The industrial automation giant ABB confirmed it was hit by a ransomware attack earlier this month that resulted in the theft of unspecified data.
A threat actor accessed ABB’s IT environment and deployed ransomware that is not self-propagating, impacting a “limited number” of servers and endpoints, the Switzerland-based company said last week in a press release and FAQ about the attack.
ABB runs an extensive business spanning 21 divisions with customers in industrial machinery, robotics, manufacturing, oil, gas, renewable energy, automotive, food processing, household products, medical equipment and communications, among other sectors. The enterprise operates in more than 100 countries with about 100,000 employees, with roughly one-fifth of its workforce based in the U.S.

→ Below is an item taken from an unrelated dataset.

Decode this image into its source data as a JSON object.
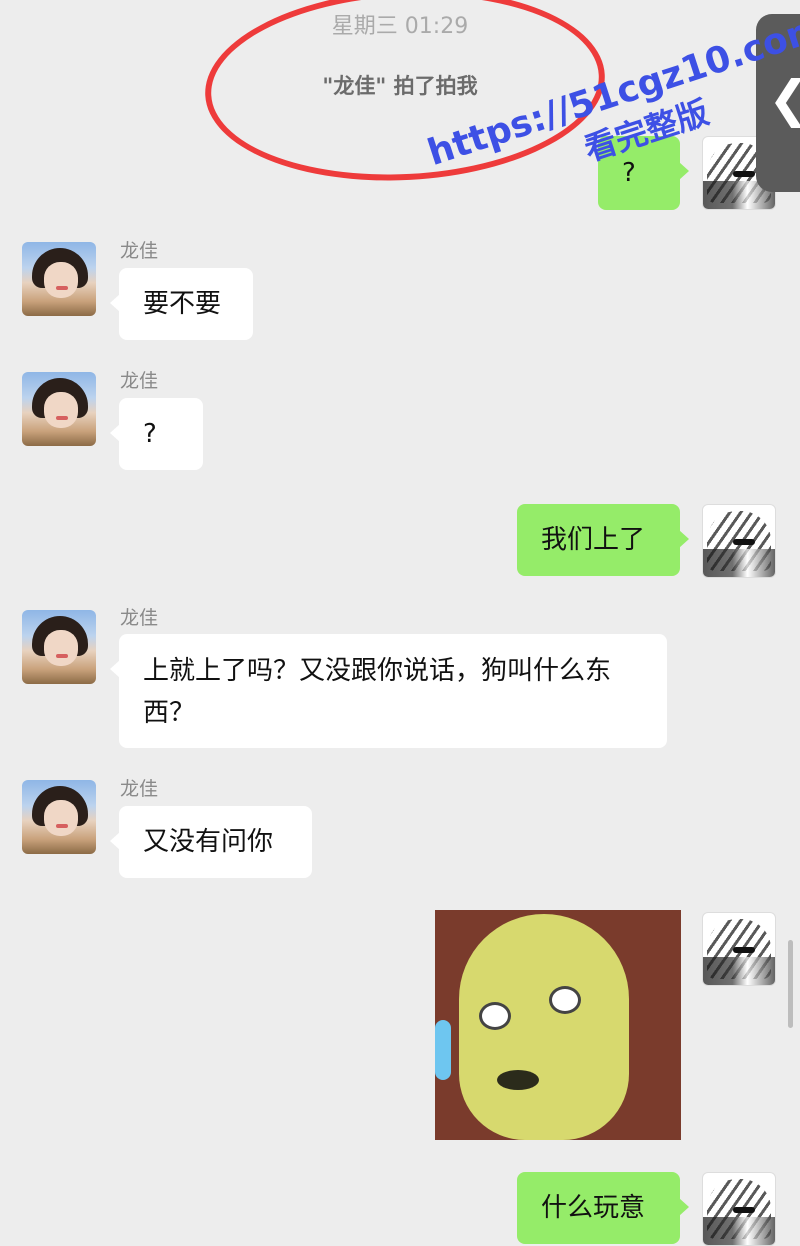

ABB said it contained the attack and its key services, systems and factories are operating, but continues to restore impacted infrastructure and strengthen its defenses.
An investigation into the nature and scope of data affected by the attack remains underway with assistance from law enforcement, government officials and third-party experts.

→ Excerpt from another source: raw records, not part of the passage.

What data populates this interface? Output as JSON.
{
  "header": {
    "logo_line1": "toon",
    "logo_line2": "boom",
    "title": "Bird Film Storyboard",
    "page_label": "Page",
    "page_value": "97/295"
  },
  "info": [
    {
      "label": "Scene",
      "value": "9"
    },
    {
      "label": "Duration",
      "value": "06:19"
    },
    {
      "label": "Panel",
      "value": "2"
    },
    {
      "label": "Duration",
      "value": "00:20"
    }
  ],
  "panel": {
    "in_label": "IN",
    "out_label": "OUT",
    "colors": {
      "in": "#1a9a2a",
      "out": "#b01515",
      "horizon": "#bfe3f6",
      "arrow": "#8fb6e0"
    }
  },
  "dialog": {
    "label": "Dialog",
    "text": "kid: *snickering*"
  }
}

“ABB is in the early stages of its investigation of the incident and will continue to assess the extent of its impact,” the company said.
No customer system was directly impacted, ABB said in a notification shared with customers and posted on Mastodon by cybersecurity researcher Kevin Beaumont.
ABB has not identified the threat actor behind the attack.
ABB ranks among the top 500 enterprises globally, according to Fortune. The company banked more than $1 billion in net income on almost $7.9 billion in revenue during the first quarter of 2023.